Overview

Many datasets can contain patterns or trends of interest to businesses. These patterns can be uncovered using unsupervised learning methods. Learn how this works in this lesson.

To explore more Kubicle data literacy subjects, please refer to our full library.

Summary

  1. Lesson Goal (00:20)

    The goal of this lesson is to learn how unsupervised learning methods can uncover patterns in business data.

  2. Supervised and Unsupervised Learning (00:27)

    To understand unsupervised learning, we contrast it with supervised learning. In a supervised learning example, a bank wants to predict which borrowers will default in the next 12 months. They do this by developing an AI model that analyzes a dataset of borrowers from last year that includes information about the borrowers, including if they defaulted or not. The model knows if each borrower defaulted, and this information is used to supervise the development of the model predicting defaults.

    If we didn’t know if each borrower defaulted, we would only have a dataset containing information about the borrowers.

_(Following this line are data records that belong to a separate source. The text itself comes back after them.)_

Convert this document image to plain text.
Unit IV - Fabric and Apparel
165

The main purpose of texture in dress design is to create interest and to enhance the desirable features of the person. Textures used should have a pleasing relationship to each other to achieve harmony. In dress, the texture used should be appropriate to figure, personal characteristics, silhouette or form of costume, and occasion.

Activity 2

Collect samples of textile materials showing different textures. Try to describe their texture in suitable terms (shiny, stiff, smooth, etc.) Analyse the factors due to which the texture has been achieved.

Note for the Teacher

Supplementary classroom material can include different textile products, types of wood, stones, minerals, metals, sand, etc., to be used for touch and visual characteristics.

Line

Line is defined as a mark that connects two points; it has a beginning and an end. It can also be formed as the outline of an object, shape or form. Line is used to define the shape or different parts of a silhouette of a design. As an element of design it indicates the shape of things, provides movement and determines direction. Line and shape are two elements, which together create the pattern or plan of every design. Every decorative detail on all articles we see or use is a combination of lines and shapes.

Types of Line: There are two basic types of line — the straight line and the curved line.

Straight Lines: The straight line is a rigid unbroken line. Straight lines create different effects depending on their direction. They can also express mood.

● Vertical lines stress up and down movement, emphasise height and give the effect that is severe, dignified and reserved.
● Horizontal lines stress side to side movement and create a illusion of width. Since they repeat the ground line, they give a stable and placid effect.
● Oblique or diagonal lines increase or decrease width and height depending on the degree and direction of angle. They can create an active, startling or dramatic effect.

With this dataset, any analysis will focus on finding general trends or patterns in the dataset, because the supervision of knowing if a borrower defaulted is gone. The trends we find by analyzing this dataset may relate to default rates, or they may relate to something else entirely. We’ll have no way of knowing before we run the algorithm.

  3. What is Unsupervised Learning (02:13)

    Unsupervised learning relates to AI applications where the output is not known in advance for the data used to build the model. Unsupervised learning can be used when we want to explore a dataset and find insights and patterns that might otherwise be missed.

  4. Course Overview (02:42)

    This course will cover the following areas:

    • Uses of unsupervised learning

    • Clustering

    • Association rules

Transcript

Data underpins many aspects of business. Sometimes we know how to analyze that data and extract value from it. But other times it's best just to give our data to a computer and let it find insights. We can do this using unsupervised learning, in this lesson, we'll learn how unsupervised learning methods can uncover patterns in business data. To understand what unsupervised learning is, let's contrast it to supervise learning. Let's say we own a bank and we want to predict which borrowers will default in the next 12 months. We can figure this out by building an artificial intelligence model that this data we have on borrowers from last year this data set will include various pieces of information that might tell us if borrowers are more or less likely to default, like their job, income level, age and so on. Most importantly, the data set will tell us whether each of last year's borrowers actually defaulted or not. This allows an AI model to analyze all the possible variables that might affect if a borrower defaults and find out which ones actually do affect the likelihood of a default. This is called a supervised learning problem because we know if each borrower in the dataset defaults and this information is used to supervise the model as it analyzes the data. But what would happen if we don't know whether each borrower defaulted? In this case, we would still have a data set containing various pieces of information about each borrower but no information on defaults. We can still use artificial intelligence to analyze this data set. But the nature of this analysis now changes. Without knowing whether each borrower has defaulted, our aim is to identify any interesting patterns their groups in the data set. In this case, the algorithm we use to analyze the data will look for any data it can use to identify these patterns or groups. The supervision provided by knowing if each borrower defaults is gone. So this is now an unsupervised learning problem. The groups that the algorithm finds might tell us something about which borrower's default more often or they might tell us something else entirely. Importantly, we have no way of knowing which group a borrower will be in before we run the algorithm. As a result, we can say that an unsupervised learning AI application is one where the output is not known in advance for the data use to build the model.

Unsupervised learning can be used in various cases where we want to explore dataset and find insights and patterns that you might not discover or otherwise. It's less commonly used than supervised learning but it still has its applications in business. We'll learn more about the applications of unsupervised learning, as well as the advantages and disadvantages of using it in the next lesson. Let's now consider the areas we're going to cover in this course. First, we'll consider how businesses can use unsupervised learning and also introduce a case study, we'll then learn how to find groups in a data set using clustering methods. Finally, we'll learn how to spot patterns in a data set using association rules.

This concludes our first lesson on finding patterns in data. In this lesson, we started by comparing supervised and unsupervised learning methods and considering how unsupervised methods can be used to explore a dataset. We then outlined the upcoming material for this course.

In the next lesson, we'll consider some examples where interesting patterns can arise in business data.